In riferimento all’articolo pubblicato ieri da Italia Fruit News, la presidente del Distretto Agrumi di Sicilia, Federica Argentati, risponde come segue.
“Noi che rappresentiamo la filiera del Distretto Agrumi di Sicilia non vogliamo essere “scaltri”, vogliamo solo essere onesti, spiegando ai consumatori, per il tramite della tv di Stato – strumento di comunicazione rivolto al grande pubblico, non certo testata di settore – come funziona la filiera siciliana degli agrumi, le sue eccellenze, le criticità del sistema.
Un’operazione lineare, di corretta informazione e divulgazione alla platea televisiva, non certo pilotata a monte (per esempio nella selezione delle immagini in post-produzione) anche solo per provare a orientare le scelte dei consumatori.
Per questo – insieme alla discutibile metafora calcistica, che semmai ci conferma di aver centrato l’obiettivo – troviamo assai fuori luogo l’ironia di IFN sul prezzo delle arance nelle bancarelle del principale e storico mercato di Catania, dove gli agrumi arrivano in enormi quantitativi, ogni mattina, praticamente a KM 0.
Accade così anche a Treviso: il radicchio trevigiano costa assai meno che a Catania, dove incidono i costi di tutta una filiera che dal Veneto lo trasporta in Sicilia.

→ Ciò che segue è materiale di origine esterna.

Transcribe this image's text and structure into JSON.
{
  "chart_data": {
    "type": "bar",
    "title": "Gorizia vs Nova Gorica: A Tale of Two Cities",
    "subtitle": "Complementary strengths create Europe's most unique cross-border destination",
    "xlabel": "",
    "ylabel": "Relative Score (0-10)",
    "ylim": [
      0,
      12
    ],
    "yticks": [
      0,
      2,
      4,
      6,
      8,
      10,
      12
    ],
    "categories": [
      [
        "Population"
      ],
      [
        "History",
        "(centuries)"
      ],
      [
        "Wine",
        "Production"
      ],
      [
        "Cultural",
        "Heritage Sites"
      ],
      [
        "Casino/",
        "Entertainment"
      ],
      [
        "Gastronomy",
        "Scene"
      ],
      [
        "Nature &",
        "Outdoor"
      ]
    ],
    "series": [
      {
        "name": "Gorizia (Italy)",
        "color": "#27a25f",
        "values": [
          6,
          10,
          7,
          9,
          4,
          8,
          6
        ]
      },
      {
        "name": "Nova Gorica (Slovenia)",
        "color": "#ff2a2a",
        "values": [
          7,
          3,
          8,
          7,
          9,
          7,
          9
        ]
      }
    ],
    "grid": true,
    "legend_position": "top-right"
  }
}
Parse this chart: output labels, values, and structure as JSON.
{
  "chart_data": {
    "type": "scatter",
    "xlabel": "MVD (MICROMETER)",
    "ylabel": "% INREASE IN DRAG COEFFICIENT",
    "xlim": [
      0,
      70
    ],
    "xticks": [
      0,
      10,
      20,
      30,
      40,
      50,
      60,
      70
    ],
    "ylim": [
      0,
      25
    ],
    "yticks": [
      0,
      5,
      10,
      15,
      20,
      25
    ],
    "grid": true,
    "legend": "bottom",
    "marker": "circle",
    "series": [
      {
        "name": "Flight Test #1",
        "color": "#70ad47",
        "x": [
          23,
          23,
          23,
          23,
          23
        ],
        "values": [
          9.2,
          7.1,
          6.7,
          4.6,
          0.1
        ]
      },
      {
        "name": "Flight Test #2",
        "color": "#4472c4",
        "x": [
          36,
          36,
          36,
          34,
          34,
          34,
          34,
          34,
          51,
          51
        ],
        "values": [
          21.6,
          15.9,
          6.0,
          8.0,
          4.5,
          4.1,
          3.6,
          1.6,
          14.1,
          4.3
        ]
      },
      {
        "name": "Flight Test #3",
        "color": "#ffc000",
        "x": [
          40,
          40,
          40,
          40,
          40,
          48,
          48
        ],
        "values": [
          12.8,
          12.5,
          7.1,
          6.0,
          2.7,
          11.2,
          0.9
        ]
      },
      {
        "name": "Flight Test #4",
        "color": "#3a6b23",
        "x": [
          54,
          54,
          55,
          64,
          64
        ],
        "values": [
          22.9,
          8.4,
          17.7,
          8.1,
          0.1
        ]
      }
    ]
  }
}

Sicché ci vediamo costretti a ricordare a IFN che Catania è la provincia siciliana che esprime la maggiore percentuale di ettari coltivati ad agrumi (arance rosse in particolare) in una regione che è la più agrumetata d’Italia.
A Catania, insomma, le arance le abbiamo sotto casa! E ogni mattina arrivano in città (nei mercati o a bordo delle “Ape Car” anche ai margini delle strade) su bancarelle di fortuna, senza lavorazione, imballaggio, certificazioni e con costi irrisori di trasporto.
L’occhio attento di IFN – e dei telespettatori – avrà anche notato nelle riprese fatte al mercato l’assenza di etichette “regolamentari” (figuriamoci i codici a barre) sostituiti da rudimentali cartoncini “faidate”, scritti a mano libera dagli improvvisati rivenditori che indicano i prezzi del giorno a un consumatore, il catanese, che trova arance in tutti gli angoli della città! Vedere per credere.
Senza contare che, purtroppo, in moltissimi casi si tratta di merce di illecita provenienza: più volte il Distretto ha denunciato lo stato di insicurezza degli agrumeti, oggetto di vere e proprie razzie.
Per tornare alle ragioni del nostro intervento a Linea Verde, ricordiamo che gli obiettivi – centrati, vorremmo tranquillizzarvi – erano due: informare il consumatore italiano di quali costi incidono sul prezzo finale degli agrumi siciliani che, con giustificato orgoglio, desidera portare sulla propria tavola.
Un prodotto coltivato con passione da generazioni di agrumicoltori, nel rispetto dei cicli della natura, dell’ambiente e del paesaggio di cui arance, limoni e mandarini sono testimonial da secoli. Un prodotto che, perché arrivi nei mercati del centro e nord Italia, necessita di numerosi passaggi (raccolta, selezione, imballaggio, certificazione, carichi fiscali e trasporto) su cui incide (anche) la marginalità geografica della Sicilia, cosa che, volendo, è anche la sua fortuna, a giudicare dalla grandissima biodiversità che la nostra isola riesce a esprimere in termini di produzioni d’eccellenza Dop, Igp e bio.
Secondo obiettivo del Distretto, anche questo centrato – nei prossimi giorni le istituzioni regionali preposte affronteranno il tema – quello di promuovere una campagna di comunicazione per aiutare il consumatore italiano nella scelta degli agrumi: anche le arance di piccolo calibro, e i siciliani lo sanno da sempre, sono buone come quelle grandi.
Ma il consumatore sui banchi vendita spesso sceglie solo quelle grandi, sicché una consistente quota di produzione viene snobbata e neanche raccolta. Un vero e proprio spreco. Di più: un insulto alla generosità della Natura, cui non possiamo certo imporre le dimensioni decise a tavolino.